The purpose of insurance is simple: to reduce your financial burden should you have a catastrophe, an event that causes injury or property damage. So, what kind of insurance should you get? It depends, of course, on your circumstances and potential risks. But, commonly, the two types you will need if you drive a car and have a family are auto insurance and life insurance.
Although every state requires drivers’ insurance, most only ask for minimum coverage. It will not be enough to protect your assets since it will not carry enough liability coverage to protect your assets if you have an accident.
Because driving a car is risky, you can’t afford cheap auto insurance. That’s why insurance experts recommend that you get a minimum of $100,000 per person and $300,000 an accident. Remember, this is only the recommended minimum. You can always pay more for even better coverage.
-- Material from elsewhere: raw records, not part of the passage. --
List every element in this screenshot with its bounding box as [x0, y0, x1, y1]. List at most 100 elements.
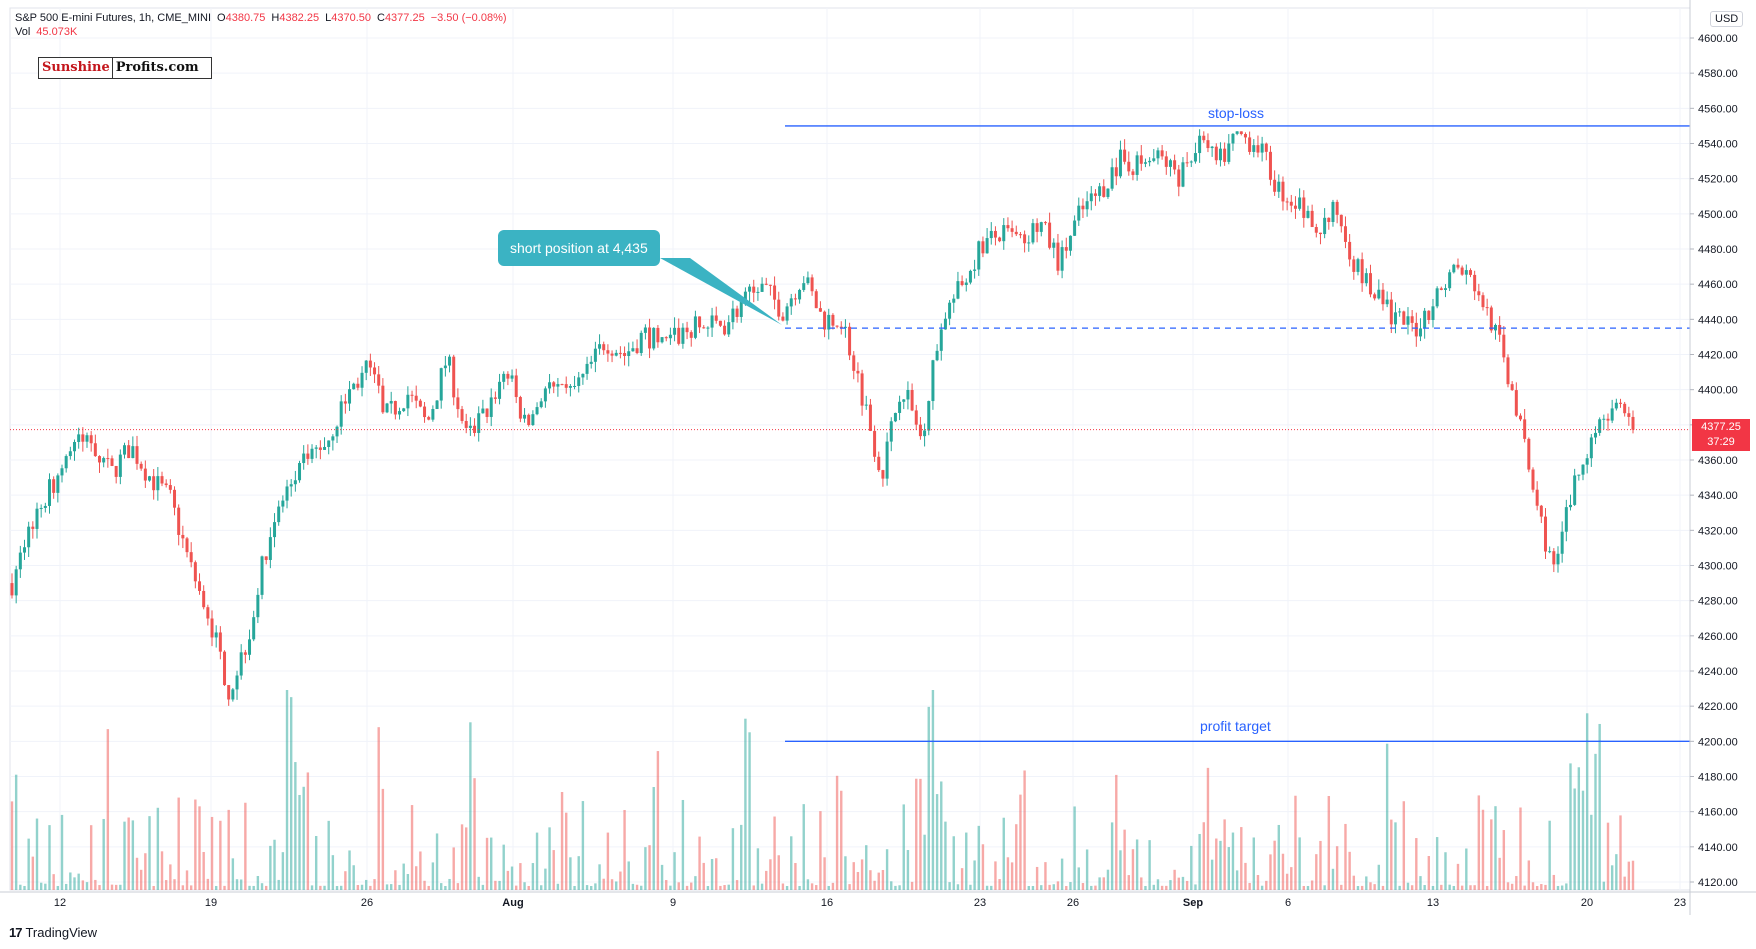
volume-bar	[398, 884, 401, 890]
volume-bar	[1498, 857, 1501, 890]
volume-bar	[1469, 885, 1472, 890]
candle-body	[306, 453, 310, 459]
candle-body	[985, 238, 989, 254]
volume-bar	[1035, 866, 1039, 890]
price-axis[interactable]: 4600.00 4580.00 4560.00 4540.00 4520.00 4500.…	[1689, 0, 1738, 915]
volume-bar	[123, 821, 126, 890]
currency-button[interactable]: USD	[1710, 11, 1744, 27]
profit-target-label[interactable]: profit target	[1200, 718, 1271, 734]
volume-bar	[469, 722, 472, 890]
volume-bar	[694, 876, 697, 890]
candle-body	[1410, 316, 1414, 323]
volume-label[interactable]: Vol	[15, 26, 31, 38]
candle-body	[1610, 408, 1614, 421]
candle-body	[552, 382, 556, 387]
symbol-title[interactable]: S&P 500 E-mini Futures, 1h, CME_MINI	[15, 12, 212, 24]
volume-bar	[1077, 867, 1080, 890]
candle-body	[981, 241, 985, 254]
candle-body	[1010, 228, 1014, 232]
volume-bar	[1352, 875, 1356, 890]
volume-bar	[1606, 822, 1610, 890]
candle-body	[898, 401, 902, 413]
candle-body	[723, 325, 727, 335]
candle-body	[635, 348, 639, 354]
volume-bar	[1140, 877, 1143, 890]
candle-body	[1331, 201, 1335, 222]
candle-body	[864, 404, 868, 406]
volume-bar	[1402, 801, 1406, 890]
time-axis[interactable]: 12 19 26 Aug 9 16 23 26 Sep 6 13 20 23	[0, 891, 1756, 909]
volume-bar	[1527, 860, 1531, 890]
candle-body	[352, 383, 356, 390]
volume-bar	[1073, 806, 1076, 890]
volume-bar	[1360, 885, 1364, 890]
candle-body	[989, 230, 993, 239]
candle-body	[1489, 307, 1493, 331]
candle-body	[35, 508, 39, 529]
volume-bar	[627, 861, 630, 890]
volume-bar	[835, 775, 839, 890]
volume-bar	[794, 863, 797, 890]
candle-body	[581, 373, 585, 378]
volume-bar	[1173, 869, 1176, 890]
candle-body	[818, 308, 822, 312]
bar-countdown: 37:29	[1707, 436, 1735, 448]
volume-bar	[323, 885, 326, 890]
volume-bar	[431, 862, 435, 890]
candle-body	[527, 414, 531, 425]
candle-body	[360, 372, 364, 388]
candle-body	[1535, 489, 1539, 506]
candle-body	[1493, 324, 1497, 331]
x-tick-label: 9	[670, 897, 676, 909]
candle-body	[977, 241, 981, 270]
y-tick-label: 4400.00	[1698, 385, 1738, 397]
volume-bar	[840, 790, 843, 890]
volume-bar	[1269, 854, 1272, 890]
candle-body	[689, 332, 693, 338]
volume-bar	[935, 794, 939, 890]
volume-bar	[1165, 885, 1168, 890]
volume-bar	[406, 874, 410, 890]
volume-bar	[1485, 885, 1489, 890]
candle-body	[1518, 415, 1522, 420]
candle-body	[1023, 234, 1027, 244]
candle-body	[752, 286, 756, 293]
candle-body	[1385, 299, 1389, 305]
volume-bar	[1156, 879, 1160, 890]
candle-body	[1027, 242, 1031, 244]
volume-bar	[577, 856, 580, 890]
candle-body	[435, 400, 439, 410]
tradingview-logo[interactable]: 17 TradingView	[9, 925, 97, 940]
candle-body	[777, 299, 781, 317]
volume-bar	[1490, 819, 1493, 890]
candle-body	[498, 381, 502, 399]
volume-bar	[369, 885, 372, 890]
candle-body	[631, 348, 635, 352]
volume-bar	[1065, 886, 1068, 890]
volume-bar	[669, 885, 672, 890]
candle-body	[823, 311, 827, 330]
volume-bar	[1585, 713, 1589, 890]
candle-body	[1289, 201, 1293, 206]
volume-bar	[873, 880, 876, 890]
candle-body	[73, 441, 77, 452]
candle-body	[1606, 418, 1610, 421]
volume-bar	[1452, 885, 1456, 890]
volume-bar	[415, 866, 418, 890]
volume-bar	[652, 787, 655, 890]
short-position-callout[interactable]: short position at 4,435	[498, 230, 660, 266]
volume-bar	[802, 804, 805, 890]
volume-bar	[85, 882, 89, 890]
candle-body	[1068, 235, 1072, 251]
volume-bar	[1306, 885, 1310, 890]
stop-loss-label[interactable]: stop-loss	[1208, 105, 1265, 121]
volume-bar	[273, 839, 276, 890]
volume-bar	[698, 836, 701, 890]
volume-bar	[1494, 806, 1497, 890]
volume-bar	[798, 885, 801, 890]
candle-body	[1139, 155, 1143, 164]
volume-bar	[1119, 850, 1122, 890]
candle-body	[414, 395, 418, 401]
volume-bar	[1577, 767, 1581, 890]
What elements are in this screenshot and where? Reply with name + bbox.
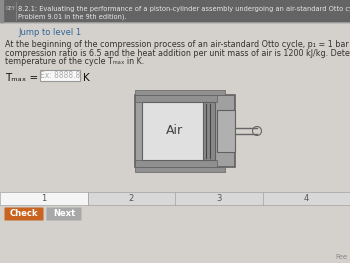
Bar: [135, 167, 225, 172]
Text: At the beginning of the compression process of an air-standard Otto cycle, p₁ = : At the beginning of the compression proc…: [5, 40, 350, 49]
FancyBboxPatch shape: [47, 208, 82, 220]
Bar: [0, 192, 88, 205]
Bar: [203, 102, 215, 160]
Bar: [135, 95, 235, 167]
Bar: [217, 110, 235, 152]
Text: Ex: 8888.8: Ex: 8888.8: [40, 71, 80, 80]
Text: Tₘₐₓ =: Tₘₐₓ =: [5, 73, 42, 83]
Bar: [135, 95, 217, 102]
Text: 4: 4: [304, 194, 309, 203]
Bar: [142, 102, 207, 160]
Bar: [0, 192, 350, 205]
Text: K: K: [83, 73, 90, 83]
Text: temperature of the cycle Tₘₐₓ in K.: temperature of the cycle Tₘₐₓ in K.: [5, 57, 144, 66]
Text: Jump to level 1: Jump to level 1: [18, 28, 81, 37]
Text: 2: 2: [129, 194, 134, 203]
Bar: [0, 0, 350, 22]
Text: 8.2.1: Evaluating the performance of a piston-cylinder assembly undergoing an ai: 8.2.1: Evaluating the performance of a p…: [18, 5, 350, 21]
Text: 1: 1: [41, 194, 46, 203]
Text: 3: 3: [216, 194, 222, 203]
Text: compression ratio is 6.5 and the heat addition per unit mass of air is 1200 kJ/k: compression ratio is 6.5 and the heat ad…: [5, 48, 350, 58]
Bar: [0, 0, 3, 22]
Text: Fee: Fee: [336, 254, 348, 260]
Bar: [40, 70, 80, 81]
FancyBboxPatch shape: [5, 208, 43, 220]
Text: Air: Air: [166, 124, 183, 138]
Bar: [135, 90, 225, 95]
Text: Next: Next: [53, 210, 75, 219]
Text: Check: Check: [10, 210, 38, 219]
Text: GEY: GEY: [6, 6, 16, 11]
Bar: [135, 160, 217, 167]
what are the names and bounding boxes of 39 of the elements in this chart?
But what if you can’t get good insurance because of a DUI, a negligent driving conviction, multiple driving offenses, driving without insurance, or because you only recently reinstated your license? In that case, you will need SR22, and you can get SR22 insurance quotes online.
Despite the name, SR22 is not insurance but a certificate of financial responsibility sent to the DMV or BMV by your insurer on your behalf to say that you have the necessary coverage mandated by your court order after your violation.
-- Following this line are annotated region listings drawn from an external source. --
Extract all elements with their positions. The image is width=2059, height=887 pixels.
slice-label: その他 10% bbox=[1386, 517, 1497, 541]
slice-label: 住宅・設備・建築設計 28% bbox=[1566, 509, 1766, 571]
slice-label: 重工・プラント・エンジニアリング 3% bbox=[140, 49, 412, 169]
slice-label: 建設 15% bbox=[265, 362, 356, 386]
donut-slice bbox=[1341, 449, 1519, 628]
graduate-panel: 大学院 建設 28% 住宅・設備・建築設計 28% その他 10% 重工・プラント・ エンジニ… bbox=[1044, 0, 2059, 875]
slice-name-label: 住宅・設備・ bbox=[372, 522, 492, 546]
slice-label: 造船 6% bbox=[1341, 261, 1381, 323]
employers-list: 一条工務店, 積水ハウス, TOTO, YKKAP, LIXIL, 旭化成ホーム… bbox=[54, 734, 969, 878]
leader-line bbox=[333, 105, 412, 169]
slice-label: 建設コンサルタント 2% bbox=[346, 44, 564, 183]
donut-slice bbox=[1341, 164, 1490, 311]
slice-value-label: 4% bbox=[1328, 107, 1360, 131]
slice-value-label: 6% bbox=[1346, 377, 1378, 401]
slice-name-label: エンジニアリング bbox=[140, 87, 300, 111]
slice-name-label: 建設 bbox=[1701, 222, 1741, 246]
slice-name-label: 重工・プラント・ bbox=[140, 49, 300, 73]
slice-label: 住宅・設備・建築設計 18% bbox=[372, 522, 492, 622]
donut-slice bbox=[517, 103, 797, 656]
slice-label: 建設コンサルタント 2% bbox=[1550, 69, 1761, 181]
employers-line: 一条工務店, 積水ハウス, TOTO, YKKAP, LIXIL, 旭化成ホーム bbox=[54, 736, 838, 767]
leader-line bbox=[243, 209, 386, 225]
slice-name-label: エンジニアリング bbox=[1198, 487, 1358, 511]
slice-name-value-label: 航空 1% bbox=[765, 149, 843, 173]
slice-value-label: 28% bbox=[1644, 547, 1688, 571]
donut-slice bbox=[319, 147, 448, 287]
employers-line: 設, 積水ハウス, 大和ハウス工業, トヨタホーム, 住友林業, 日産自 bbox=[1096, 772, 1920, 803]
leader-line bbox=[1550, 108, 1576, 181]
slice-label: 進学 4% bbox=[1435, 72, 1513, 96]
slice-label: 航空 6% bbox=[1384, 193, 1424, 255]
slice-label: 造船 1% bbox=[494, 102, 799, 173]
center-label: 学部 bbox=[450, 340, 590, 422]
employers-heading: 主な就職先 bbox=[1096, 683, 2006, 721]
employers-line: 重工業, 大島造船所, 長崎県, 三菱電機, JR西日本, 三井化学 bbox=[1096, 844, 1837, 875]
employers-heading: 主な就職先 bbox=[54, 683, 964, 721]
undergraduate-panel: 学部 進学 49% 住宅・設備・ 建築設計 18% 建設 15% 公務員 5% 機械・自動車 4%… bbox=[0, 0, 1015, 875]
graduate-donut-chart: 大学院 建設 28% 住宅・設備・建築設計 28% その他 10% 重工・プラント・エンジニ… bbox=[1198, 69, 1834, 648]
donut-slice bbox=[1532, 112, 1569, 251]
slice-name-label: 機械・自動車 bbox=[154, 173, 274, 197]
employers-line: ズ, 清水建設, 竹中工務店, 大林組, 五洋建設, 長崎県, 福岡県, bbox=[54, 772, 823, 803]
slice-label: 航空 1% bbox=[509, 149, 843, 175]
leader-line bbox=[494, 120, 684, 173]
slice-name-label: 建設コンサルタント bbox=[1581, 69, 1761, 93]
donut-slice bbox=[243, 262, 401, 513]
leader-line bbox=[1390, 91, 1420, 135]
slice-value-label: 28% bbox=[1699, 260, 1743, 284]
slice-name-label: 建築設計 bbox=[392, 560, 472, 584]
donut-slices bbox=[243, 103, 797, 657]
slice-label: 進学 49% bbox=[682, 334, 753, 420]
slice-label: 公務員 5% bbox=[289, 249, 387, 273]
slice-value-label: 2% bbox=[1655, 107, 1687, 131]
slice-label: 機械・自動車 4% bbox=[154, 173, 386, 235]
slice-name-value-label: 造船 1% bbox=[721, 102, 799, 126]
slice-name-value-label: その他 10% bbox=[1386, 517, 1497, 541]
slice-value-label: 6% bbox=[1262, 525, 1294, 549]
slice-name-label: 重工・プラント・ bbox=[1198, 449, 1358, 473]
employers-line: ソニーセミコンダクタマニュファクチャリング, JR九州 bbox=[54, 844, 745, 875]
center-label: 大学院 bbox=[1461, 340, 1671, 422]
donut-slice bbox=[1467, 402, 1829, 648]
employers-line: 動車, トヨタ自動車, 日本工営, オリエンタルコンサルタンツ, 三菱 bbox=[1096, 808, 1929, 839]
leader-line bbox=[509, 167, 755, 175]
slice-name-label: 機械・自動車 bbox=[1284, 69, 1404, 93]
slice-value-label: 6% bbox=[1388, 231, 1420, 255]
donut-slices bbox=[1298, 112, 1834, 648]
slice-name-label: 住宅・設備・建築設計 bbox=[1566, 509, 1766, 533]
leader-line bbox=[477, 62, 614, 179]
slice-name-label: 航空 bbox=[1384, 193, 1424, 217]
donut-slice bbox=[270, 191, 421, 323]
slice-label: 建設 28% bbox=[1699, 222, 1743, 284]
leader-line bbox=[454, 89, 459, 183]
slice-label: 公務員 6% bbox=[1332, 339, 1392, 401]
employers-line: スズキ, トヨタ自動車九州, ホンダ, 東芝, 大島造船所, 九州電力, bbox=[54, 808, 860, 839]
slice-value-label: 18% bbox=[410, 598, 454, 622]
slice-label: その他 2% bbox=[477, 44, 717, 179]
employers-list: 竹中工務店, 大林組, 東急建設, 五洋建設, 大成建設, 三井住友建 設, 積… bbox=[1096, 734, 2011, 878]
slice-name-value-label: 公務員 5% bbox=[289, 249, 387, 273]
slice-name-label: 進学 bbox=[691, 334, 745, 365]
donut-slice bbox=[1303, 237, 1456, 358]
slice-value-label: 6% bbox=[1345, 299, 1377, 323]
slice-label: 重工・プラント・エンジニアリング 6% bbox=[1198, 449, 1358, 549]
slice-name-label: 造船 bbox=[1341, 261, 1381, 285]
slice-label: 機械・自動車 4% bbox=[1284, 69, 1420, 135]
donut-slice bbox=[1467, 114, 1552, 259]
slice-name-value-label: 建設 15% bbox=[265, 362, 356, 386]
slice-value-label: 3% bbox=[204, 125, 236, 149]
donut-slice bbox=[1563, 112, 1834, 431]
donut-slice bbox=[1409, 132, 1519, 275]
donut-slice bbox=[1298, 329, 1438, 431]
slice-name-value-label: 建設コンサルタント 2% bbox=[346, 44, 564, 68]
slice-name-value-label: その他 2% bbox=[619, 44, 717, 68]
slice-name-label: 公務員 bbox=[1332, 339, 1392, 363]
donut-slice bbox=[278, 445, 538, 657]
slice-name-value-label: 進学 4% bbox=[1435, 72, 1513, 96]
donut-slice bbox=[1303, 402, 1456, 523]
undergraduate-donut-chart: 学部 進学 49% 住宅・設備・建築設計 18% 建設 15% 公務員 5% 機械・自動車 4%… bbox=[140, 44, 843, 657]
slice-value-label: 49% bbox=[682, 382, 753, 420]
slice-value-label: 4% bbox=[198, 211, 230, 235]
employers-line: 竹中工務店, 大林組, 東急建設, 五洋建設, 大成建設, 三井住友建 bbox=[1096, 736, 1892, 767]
Once you sign up for life insurance with an insurance company, they consider you a policyholder. As a policyholder, you must pay a premium, a monthly cost, to keep your policy active. If you get whole life insurance, it will stay active for as long as you keep paying your premiums. If you get term life insurance, it will expire after a predetermined number of years. Because it has an expiration date, it is only temporary life insurance.
How much you pay in premiums, depends on many factors, such as your age, your state of health, the length of the term, and the financial amount you’ll get.
What is Life Insurance?, an article by Colin Lalley, gives an example of the low monthly cost of term life insurance: A 35-year-old man in reasonably good health will only pay about $26 a month for a 20-year policy that buys $500,000 worth of insurance. Whole life insurance costs about six to ten times more but will cover your family after you die. Which option is better for you is something you will have to discuss with a life insurance agent because everybody has a different set of circumstances.
One unexpected advantage of life insurance is that it can minimize the impact of unhealthy stress on your life. As the breadwinner, you won’t have to worry about the financial struggles of your family should anything happen to you.
Balancing Cost and Risk
These two examples, auto insurance and life insurance, illustrate the value of protection. There are many other types of insurance you may need depending on your properties. For instance, if you own a home, you’ll need homeowner’s insurance or if you own a business, you’ll need business insurance.
While frugality is often a virtue, this fiscal rule of thumb doesn’t hold true for insurance. Consider the simple fact that the financial balance is in your favor—for hundreds or thousands of dollars spent on insurance premiums, you’ll receive tens of thousands or hundreds of thousands of dollars in compensation, a huge sum of money that you could not otherwise get in an emergency.